PAURE INFANTILI
Succede spesso che il bambino piccolo si svegli di notte in preda a qualche brutto sogno (che magari si riferisce a uno spettacolo televisivo appena visto) e chiami la mamma per trovare conforto e protezione. Le paure infantili sono alimentate molte volte dagli stessi adulti, dai loro racconti e dalle loro minacce di abbandono o di far venire il lupo o l’uomo nero “se fai il cattivo”. La via per aiutare il bambino a superare uno stato di ansia non e certo quella di minimizzare o, peggio ancora, di deridere i suoi timori, ma quella di creargli intorno un’atmosfera di serenità e di sicurezza.

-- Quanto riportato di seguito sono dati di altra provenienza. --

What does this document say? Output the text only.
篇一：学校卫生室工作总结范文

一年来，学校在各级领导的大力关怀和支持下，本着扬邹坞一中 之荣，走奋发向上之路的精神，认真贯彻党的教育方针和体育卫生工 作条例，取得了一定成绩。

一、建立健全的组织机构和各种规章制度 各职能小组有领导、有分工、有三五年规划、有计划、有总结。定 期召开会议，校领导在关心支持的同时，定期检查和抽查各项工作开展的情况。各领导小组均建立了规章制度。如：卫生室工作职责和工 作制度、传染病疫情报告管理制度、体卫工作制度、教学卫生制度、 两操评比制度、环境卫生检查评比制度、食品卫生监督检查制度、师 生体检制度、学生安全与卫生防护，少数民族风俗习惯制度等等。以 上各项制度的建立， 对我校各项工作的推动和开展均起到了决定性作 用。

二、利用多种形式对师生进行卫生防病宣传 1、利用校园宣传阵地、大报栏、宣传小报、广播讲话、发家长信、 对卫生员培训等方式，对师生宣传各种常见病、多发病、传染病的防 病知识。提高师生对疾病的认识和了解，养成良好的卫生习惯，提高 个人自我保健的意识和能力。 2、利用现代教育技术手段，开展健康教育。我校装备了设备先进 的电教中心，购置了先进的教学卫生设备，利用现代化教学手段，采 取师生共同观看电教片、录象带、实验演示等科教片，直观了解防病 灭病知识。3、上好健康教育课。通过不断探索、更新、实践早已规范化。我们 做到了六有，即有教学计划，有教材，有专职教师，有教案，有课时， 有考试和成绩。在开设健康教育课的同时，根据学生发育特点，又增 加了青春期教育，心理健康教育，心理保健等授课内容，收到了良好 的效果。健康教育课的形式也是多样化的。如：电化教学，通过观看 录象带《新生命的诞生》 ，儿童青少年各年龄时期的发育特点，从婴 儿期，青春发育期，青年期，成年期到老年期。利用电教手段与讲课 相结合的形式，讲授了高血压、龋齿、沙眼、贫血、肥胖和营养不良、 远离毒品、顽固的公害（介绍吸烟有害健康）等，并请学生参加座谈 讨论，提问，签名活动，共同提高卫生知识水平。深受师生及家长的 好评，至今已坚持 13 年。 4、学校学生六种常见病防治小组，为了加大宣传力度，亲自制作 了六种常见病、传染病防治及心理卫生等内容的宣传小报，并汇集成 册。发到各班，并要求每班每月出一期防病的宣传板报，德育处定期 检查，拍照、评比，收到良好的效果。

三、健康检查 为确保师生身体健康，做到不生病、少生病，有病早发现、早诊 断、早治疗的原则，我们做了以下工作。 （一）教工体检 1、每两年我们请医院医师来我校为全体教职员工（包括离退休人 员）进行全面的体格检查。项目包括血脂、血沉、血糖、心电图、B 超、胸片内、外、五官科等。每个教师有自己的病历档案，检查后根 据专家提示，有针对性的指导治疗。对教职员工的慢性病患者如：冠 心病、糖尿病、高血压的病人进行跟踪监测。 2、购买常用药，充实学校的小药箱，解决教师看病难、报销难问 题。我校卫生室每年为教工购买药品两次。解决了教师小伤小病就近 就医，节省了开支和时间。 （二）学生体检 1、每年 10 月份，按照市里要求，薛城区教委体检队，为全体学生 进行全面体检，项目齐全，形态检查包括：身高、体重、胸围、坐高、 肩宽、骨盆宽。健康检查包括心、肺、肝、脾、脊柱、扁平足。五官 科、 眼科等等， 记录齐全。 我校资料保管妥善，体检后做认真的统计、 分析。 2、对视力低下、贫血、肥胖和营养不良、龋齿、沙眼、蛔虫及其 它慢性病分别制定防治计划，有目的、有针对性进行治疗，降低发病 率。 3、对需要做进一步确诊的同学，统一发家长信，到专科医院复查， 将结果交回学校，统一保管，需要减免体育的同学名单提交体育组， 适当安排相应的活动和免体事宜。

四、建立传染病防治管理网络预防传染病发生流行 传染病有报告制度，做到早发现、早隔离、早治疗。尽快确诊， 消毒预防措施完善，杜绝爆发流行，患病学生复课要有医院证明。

Possiamo dividere le paure infantili nei seguenti sottogruppi: (a) stato generale di ansia, che si acutizza in modo eccessivo in certe situazioni, come quando il bambino si procura una piccola ferita, oppure viene lasciato solo nel suo lettino. Vi comprendiamo anche casi di spiccata incapacità di sopportare una separazione dalla madre; di pianto isterico nel tentativo di unirsi ad un gruppo di bambini e l’intolleranza di qualunque cambiamento di abitudini; (b) terrori notturni, sia che si tratti di paura di qualcosa di ben determinato, sia che il bambino viva uno stato confuso e indefinito di terrore; (c) fobie specifiche, ad esempio, di insetti, di cadere da un precipizio, di personaggi grotteschi come Punch e Yudy, di immagini di animali con i cappelli, delle risate degli adulti, della pioggia e dei temporali, di fare il bagno, dell’acqua che scorre via dalla vasca da bagno, di farsi lavare i capelli, dei cappelli, degli aerei, delle cose che volano, delle bambole un po’ grandi, di qualunque cosa fatta di gomma (un bambino si rifiutava di giocare vicino ad un tavolo sul quale era posata una bambola di gomma), del ragazzo che porta i giornali, delle campane della chiesa, di scendere le scale, delle nuvole, delle lezioni di storia, delle narrazioni bibliche, di prendere le medicine, delle persone alte vestite di scuro, di tutti coloro che sono affetti da qualche infermità fisica, di certi fiori, come le bocche di leone, del telefono, del vaso da notte, del sedile del WC, di una motocicletta nera, paura che la madre esca perché si teme che ella si faccia del male. Tutte queste paure possono diventare talmente gravi da costituire un problema serio per le famiglie. Ecco alcuni esempi di queste paure infantili.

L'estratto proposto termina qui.